In: Planetary Science

20 Answers

Anonymous 0 Comments

When you hit water, it hits you back. If you dip your hand in a pool you don’t feel resistance, but if you slap your hand in you feel pressure on your hand. If you do a belly flop, it hurts- the faster you hit it the harder it hits back.

When you fall from a high space, you start to go faster the further you fall until you are falling at your maximum speed. Once you’re at that speed, you would hit the water really hard and it’s going to hit you back really hard, to the point where it feels like you’re just hitting a solid.

Anonymous 0 Comments

It does, but your body has to push it aside – it doesn’t just part for you. Water has weight and inertia like all other matter, and currently it’s “somewhat heavy” and “hardly moving at all”.

Think about atmospheric re-entry of the space shuttle… why doesn’t air just move out of the way of the incoming spaceship? It wants to.. it can, but the ship is moving *fast* and there’s still some resistance there. The result is the space shuttle heating up from compressing the air.

While you’re not moving as fast as the space shuttle nor nearly as large, water helps make up for it by being much denser.

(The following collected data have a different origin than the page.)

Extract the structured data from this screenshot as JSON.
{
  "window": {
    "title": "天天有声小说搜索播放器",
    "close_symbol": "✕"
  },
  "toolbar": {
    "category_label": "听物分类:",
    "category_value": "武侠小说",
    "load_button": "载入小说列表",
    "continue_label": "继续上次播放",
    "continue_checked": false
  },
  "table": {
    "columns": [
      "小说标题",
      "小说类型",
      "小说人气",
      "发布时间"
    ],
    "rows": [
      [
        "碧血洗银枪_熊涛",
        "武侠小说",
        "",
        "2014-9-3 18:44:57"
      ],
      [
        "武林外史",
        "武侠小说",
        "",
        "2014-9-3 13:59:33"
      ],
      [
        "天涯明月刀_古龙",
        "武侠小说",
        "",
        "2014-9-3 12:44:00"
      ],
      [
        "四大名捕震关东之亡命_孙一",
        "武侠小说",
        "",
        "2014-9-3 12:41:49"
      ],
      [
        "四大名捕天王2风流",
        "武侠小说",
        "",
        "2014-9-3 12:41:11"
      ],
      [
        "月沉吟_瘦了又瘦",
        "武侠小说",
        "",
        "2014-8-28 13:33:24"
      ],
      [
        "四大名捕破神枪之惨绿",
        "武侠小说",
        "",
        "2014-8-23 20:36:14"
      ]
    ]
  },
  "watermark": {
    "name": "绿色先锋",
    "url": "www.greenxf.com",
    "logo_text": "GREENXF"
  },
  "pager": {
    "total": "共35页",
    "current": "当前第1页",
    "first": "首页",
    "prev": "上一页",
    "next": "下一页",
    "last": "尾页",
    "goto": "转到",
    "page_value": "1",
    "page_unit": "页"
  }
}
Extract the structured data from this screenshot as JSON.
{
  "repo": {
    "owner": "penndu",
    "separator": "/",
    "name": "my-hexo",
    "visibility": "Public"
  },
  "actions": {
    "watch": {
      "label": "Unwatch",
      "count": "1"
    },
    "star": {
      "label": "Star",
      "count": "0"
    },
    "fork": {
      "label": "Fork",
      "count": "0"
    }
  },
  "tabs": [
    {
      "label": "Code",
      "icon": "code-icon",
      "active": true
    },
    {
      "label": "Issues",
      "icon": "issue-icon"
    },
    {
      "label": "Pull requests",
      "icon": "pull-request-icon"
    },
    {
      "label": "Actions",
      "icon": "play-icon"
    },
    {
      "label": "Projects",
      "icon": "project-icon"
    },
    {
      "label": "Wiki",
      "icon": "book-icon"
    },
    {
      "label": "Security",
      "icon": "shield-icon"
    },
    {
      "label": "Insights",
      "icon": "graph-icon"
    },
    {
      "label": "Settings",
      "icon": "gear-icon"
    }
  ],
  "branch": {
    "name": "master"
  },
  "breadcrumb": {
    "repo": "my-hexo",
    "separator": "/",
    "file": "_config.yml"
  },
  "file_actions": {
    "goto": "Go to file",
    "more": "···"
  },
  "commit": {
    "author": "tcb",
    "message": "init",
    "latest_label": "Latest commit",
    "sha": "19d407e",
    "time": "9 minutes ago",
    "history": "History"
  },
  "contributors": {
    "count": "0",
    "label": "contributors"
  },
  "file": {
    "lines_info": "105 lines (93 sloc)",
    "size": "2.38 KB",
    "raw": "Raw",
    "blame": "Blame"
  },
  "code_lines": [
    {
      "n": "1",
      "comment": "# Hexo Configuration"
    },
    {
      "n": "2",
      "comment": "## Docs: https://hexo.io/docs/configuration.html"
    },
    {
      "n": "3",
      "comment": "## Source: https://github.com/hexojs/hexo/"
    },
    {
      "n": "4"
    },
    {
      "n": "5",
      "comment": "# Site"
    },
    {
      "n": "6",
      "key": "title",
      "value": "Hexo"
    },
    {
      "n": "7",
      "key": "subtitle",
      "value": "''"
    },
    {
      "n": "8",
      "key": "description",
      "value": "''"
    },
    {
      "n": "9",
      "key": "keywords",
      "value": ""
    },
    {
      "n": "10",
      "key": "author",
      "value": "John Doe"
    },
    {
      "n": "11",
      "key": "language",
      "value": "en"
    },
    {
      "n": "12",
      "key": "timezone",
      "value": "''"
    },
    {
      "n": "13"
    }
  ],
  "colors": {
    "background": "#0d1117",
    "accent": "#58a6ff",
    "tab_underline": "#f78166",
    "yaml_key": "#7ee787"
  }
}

The problem remains: your body has to move water out of the way fast enough for your body to go into it. The faster and the larger area you hit, the harder the water resists and hence the more painful the impact. The fact that water doesn’t compress doesn’t help matters either.

Anonymous 0 Comments

Compare walking into a pool to a belly flop. Or, jumping in from the side vs. the belly flop off a high diving board. The water moves the same, but you hit it harder the further up you are, and the more it resists just because of how fast you are trying to enter it. So, from the side, a belly flop is ok, but from the diving board, it smacks you and leaves a welt. That smack is harder the higher you are when you hit it.

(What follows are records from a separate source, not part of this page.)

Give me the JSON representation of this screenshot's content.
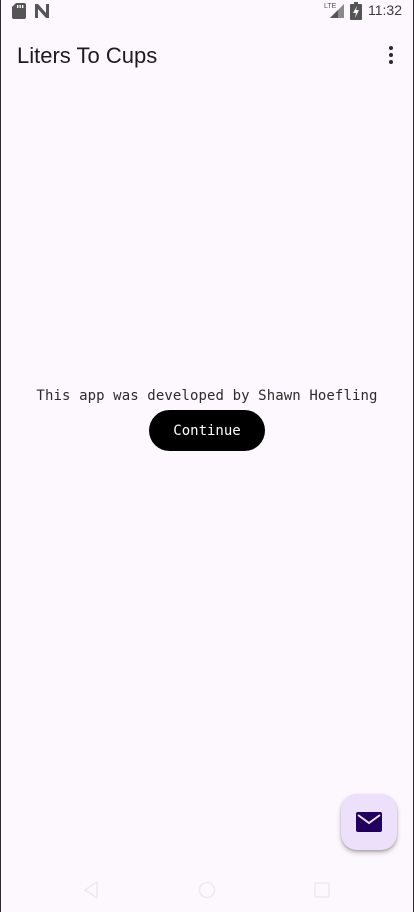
{
  "status_bar": {
    "time": "11:32",
    "network_label": "LTE",
    "icons": [
      "sd-card-icon",
      "n-logo-icon",
      "lte-signal-icon",
      "battery-icon"
    ]
  },
  "app_bar": {
    "title": "Liters To Cups",
    "overflow_icon": "more-vert-icon"
  },
  "main": {
    "credit_text": "This app was developed by Shawn Hoefling",
    "continue_label": "Continue"
  },
  "fab": {
    "icon": "email-icon"
  },
  "nav_bar": {
    "icons": [
      "back-icon",
      "home-icon",
      "recents-icon"
    ]
  },
  "colors": {
    "background": "#fdf7fe",
    "button_bg": "#000000",
    "button_text": "#ffffff",
    "fab_bg": "#ece0fa",
    "fab_icon": "#21005d"
  }
}
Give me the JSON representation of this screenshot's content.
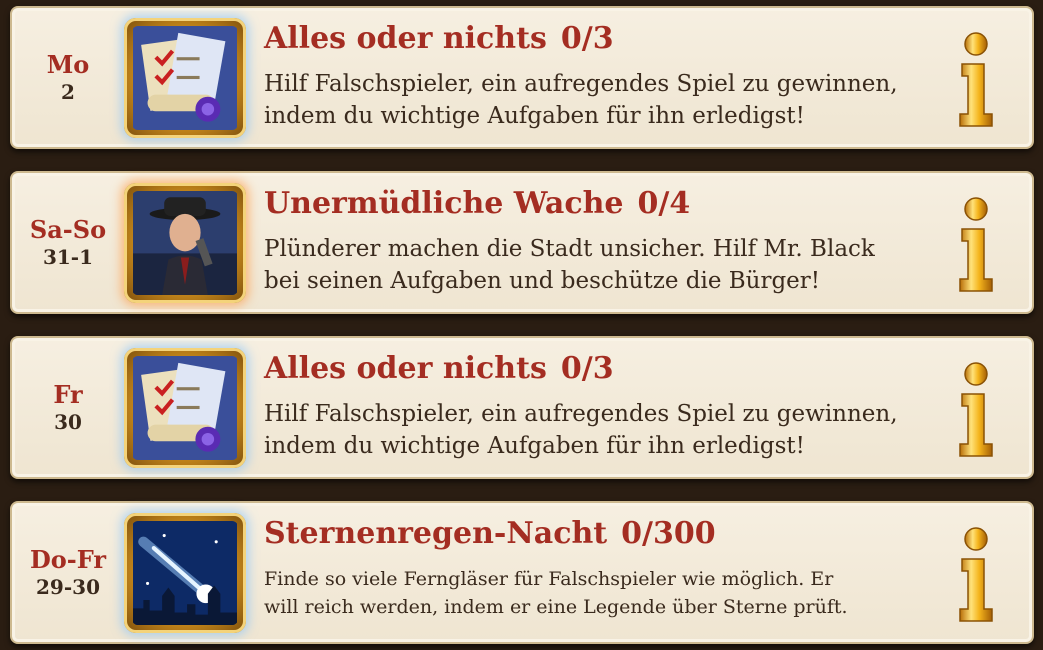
{
  "events": [
    {
      "day": "Mo",
      "date": "2",
      "title": "Alles oder nichts",
      "progress": "0/3",
      "desc_line1": "Hilf Falschspieler, ein aufregendes Spiel zu gewinnen,",
      "desc_line2": "indem du wichtige Aufgaben für ihn erledigst!",
      "icon": "quest-scroll-icon"
    },
    {
      "day": "Sa-So",
      "date": "31-1",
      "title": "Unermüdliche Wache",
      "progress": "0/4",
      "desc_line1": "Plünderer machen die Stadt unsicher. Hilf Mr. Black",
      "desc_line2": "bei seinen Aufgaben und beschütze die Bürger!",
      "icon": "detective-portrait-icon"
    },
    {
      "day": "Fr",
      "date": "30",
      "title": "Alles oder nichts",
      "progress": "0/3",
      "desc_line1": "Hilf Falschspieler, ein aufregendes Spiel zu gewinnen,",
      "desc_line2": "indem du wichtige Aufgaben für ihn erledigst!",
      "icon": "quest-scroll-icon"
    },
    {
      "day": "Do-Fr",
      "date": "29-30",
      "title": "Sternenregen-Nacht",
      "progress": "0/300",
      "desc_line1": "Finde so viele Ferngläser für Falschspieler wie möglich. Er",
      "desc_line2": "will reich werden, indem er eine Legende über Sterne prüft.",
      "icon": "shooting-star-icon"
    }
  ],
  "colors": {
    "title": "#a42d22",
    "text": "#3a2a1d",
    "card": "#f3ead8",
    "background": "#2a1d12",
    "gold": "#f1b21c"
  }
}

There are techniques to survive, and there are stunt divers that do things to dive from very high heights, like dropping something first to get the water moving before they hit, or bubble water in it. But that does the same thing, get the water moving so it’s easier to move out of the way of your body when you hit. (Check the records section, including the failed dives and broken bones – https://en.wikipedia.org/wiki/High_diving)

Anonymous 0 Comments

Water weights 10lbs a gallon and has surface tension that wants to hold it together. Your body needs to displace that weight and break the tension spread over the area you impact.

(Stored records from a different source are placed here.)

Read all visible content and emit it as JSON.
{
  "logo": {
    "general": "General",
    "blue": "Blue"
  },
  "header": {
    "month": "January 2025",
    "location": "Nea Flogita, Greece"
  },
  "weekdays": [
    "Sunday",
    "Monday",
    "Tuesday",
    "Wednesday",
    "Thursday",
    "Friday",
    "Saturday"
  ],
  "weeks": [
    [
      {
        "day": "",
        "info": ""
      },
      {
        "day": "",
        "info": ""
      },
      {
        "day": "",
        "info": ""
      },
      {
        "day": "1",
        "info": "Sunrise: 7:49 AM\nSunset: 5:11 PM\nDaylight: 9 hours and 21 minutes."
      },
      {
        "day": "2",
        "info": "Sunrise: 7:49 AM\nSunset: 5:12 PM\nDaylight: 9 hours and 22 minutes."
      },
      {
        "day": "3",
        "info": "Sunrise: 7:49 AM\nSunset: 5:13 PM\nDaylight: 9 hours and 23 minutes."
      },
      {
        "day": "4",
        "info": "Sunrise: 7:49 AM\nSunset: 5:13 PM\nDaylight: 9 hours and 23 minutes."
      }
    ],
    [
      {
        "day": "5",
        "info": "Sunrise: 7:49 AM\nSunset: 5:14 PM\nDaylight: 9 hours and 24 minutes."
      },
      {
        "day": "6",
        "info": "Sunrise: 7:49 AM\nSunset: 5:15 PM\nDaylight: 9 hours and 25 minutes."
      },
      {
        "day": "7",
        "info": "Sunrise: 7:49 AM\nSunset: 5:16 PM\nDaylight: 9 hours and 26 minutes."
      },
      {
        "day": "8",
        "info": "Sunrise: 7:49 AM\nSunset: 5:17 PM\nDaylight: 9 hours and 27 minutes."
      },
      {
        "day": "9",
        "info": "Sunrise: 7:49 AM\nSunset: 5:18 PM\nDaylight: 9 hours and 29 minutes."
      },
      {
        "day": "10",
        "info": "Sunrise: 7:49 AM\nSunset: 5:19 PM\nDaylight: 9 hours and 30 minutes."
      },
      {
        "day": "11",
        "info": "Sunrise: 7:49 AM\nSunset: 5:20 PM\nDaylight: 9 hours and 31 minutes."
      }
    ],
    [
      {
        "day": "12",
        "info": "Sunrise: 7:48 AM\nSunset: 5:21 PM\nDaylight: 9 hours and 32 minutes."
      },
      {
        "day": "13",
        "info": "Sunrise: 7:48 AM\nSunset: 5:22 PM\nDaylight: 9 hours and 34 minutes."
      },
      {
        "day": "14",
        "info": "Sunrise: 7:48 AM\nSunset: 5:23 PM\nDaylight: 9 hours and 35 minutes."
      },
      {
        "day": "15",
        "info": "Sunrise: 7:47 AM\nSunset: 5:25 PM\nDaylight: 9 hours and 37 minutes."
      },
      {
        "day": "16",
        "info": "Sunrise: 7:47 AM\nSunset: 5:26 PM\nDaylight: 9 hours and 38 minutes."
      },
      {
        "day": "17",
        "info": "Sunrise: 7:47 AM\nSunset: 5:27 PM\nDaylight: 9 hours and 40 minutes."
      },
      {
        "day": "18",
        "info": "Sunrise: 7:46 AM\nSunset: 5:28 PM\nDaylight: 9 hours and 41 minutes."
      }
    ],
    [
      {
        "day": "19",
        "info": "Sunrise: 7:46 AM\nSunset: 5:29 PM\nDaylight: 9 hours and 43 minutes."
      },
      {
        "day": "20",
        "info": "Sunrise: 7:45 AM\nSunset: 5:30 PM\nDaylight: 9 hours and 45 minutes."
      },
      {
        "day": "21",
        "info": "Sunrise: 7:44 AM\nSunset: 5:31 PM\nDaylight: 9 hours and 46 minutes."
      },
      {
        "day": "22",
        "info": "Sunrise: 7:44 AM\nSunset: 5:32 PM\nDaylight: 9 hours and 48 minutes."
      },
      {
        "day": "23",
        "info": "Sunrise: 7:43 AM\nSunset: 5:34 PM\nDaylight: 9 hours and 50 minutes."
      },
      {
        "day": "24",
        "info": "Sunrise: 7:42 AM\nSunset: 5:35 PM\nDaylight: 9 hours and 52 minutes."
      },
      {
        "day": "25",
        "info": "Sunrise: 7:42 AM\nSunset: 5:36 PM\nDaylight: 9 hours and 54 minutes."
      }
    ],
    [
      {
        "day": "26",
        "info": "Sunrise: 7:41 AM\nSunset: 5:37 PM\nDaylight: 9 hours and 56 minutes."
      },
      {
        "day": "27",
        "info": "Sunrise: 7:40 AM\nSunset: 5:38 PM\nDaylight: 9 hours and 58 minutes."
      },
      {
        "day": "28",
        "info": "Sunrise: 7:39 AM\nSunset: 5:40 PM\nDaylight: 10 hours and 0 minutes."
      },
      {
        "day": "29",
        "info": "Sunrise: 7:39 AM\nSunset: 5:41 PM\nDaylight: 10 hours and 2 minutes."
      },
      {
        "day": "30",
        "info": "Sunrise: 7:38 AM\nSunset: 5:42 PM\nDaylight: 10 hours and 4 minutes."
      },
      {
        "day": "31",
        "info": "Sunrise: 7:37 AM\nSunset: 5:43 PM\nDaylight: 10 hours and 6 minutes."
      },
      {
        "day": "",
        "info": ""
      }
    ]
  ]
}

A diver that turns their body into a spear can penetrate the water by concentrating all their weight into the tips of their fingers making them heavy per square inch than the water while breaking the surface tension. Someone who lands flat spreads their weight out effectively making them lighter per square inch than the water, and not able to break the surface tension.

Anonymous 0 Comments

To enter water, you need to push it aside. It has to go somewhere.

The one place it can’t go is straight down, because as far as your body is concerned, water is incompressible.

Or rather, let me amend the above statement: Water can be pushed down if you force the water below it to also move out of the way. And that water also has to go somewhere, so you have to move all the other water, too.

In other words, you’d need to raise the rest of the water level up. Which is possible… Mathematically. The only problem is the force required to do that by decelerating from high speed also liquifies your body first. Your body can, ahem, spread sideways far easier than the water can be moved down.

So if you hit water in a “flat” way, it basically has nowhere to go and “slaps” you back with equal force. Exactly like a solid surface.

BUT! It is far easier to push water to the side, it actually has somewhere to go, or at least you’re trying to move a massively smaller mass of it. So if you arrange yourself into a shape that does that, you can penetrate the surface. A pointy shape. That’s exactly what people are trained to do if jumping from heights.

Anonymous 0 Comments

Imagine a crowd of people standing shoulder to shoulder. If you walk up to them, you can wiggle your way through the crowd. If you run at full speed at them, you’ll crash into them and get hurt.

The crowd in this analogy represents the water. At high speeds, it doesn’t move aside quickly enough and feels like a severe impact.

Anonymous 0 Comments

Water is heavy and doesn’t compress, which means 1) it has to be moved out of the way and 2) it’s *difficult* to move it out of the way. Its resistance to being moved quickly is felt by you as a hard impact.

That said, there’s no circumstance where liquid water is anywhere near as unyielding as solid concrete. “Like hitting concrete” is a euphemism, not literally true.

Anonymous 0 Comments

It cannot get out of the way fast enough. You can try it yourself next time you’re swimming or with a basin of water. Slap the water. Just hit it with an open palm. It stings, like belly flops do. Very fast aircraft and rockets encounter similar problems with air. It’s all about how fast it can get out of the way.

Anonymous 0 Comments

This may be a terrible analogy but it might also make sense so bear with me: if you push a car that is in neutral using your car, the car in neutral will move. If you take that same car you pushed before and drive into the back of it at 50 mph, the car will still move but it’ll mess your car up a lot more than the first time round. It’s a similar principle. The water will move but it takes work to move it. If you do that work over a long period of time then the maximum force is fairly small. But if you try to transfer all of that energy at once then you get one big spike of force that is high enough to kill you. The water doesn’t act the same as concrete, they just say it’s as good as hitting concrete because the force isn’t spread out over a long period of time so both will kill you

Anonymous 0 Comments

I do t get the displaced water ahead of you theory because eventually you will hit undisplaced water. It just might be a few feet further down.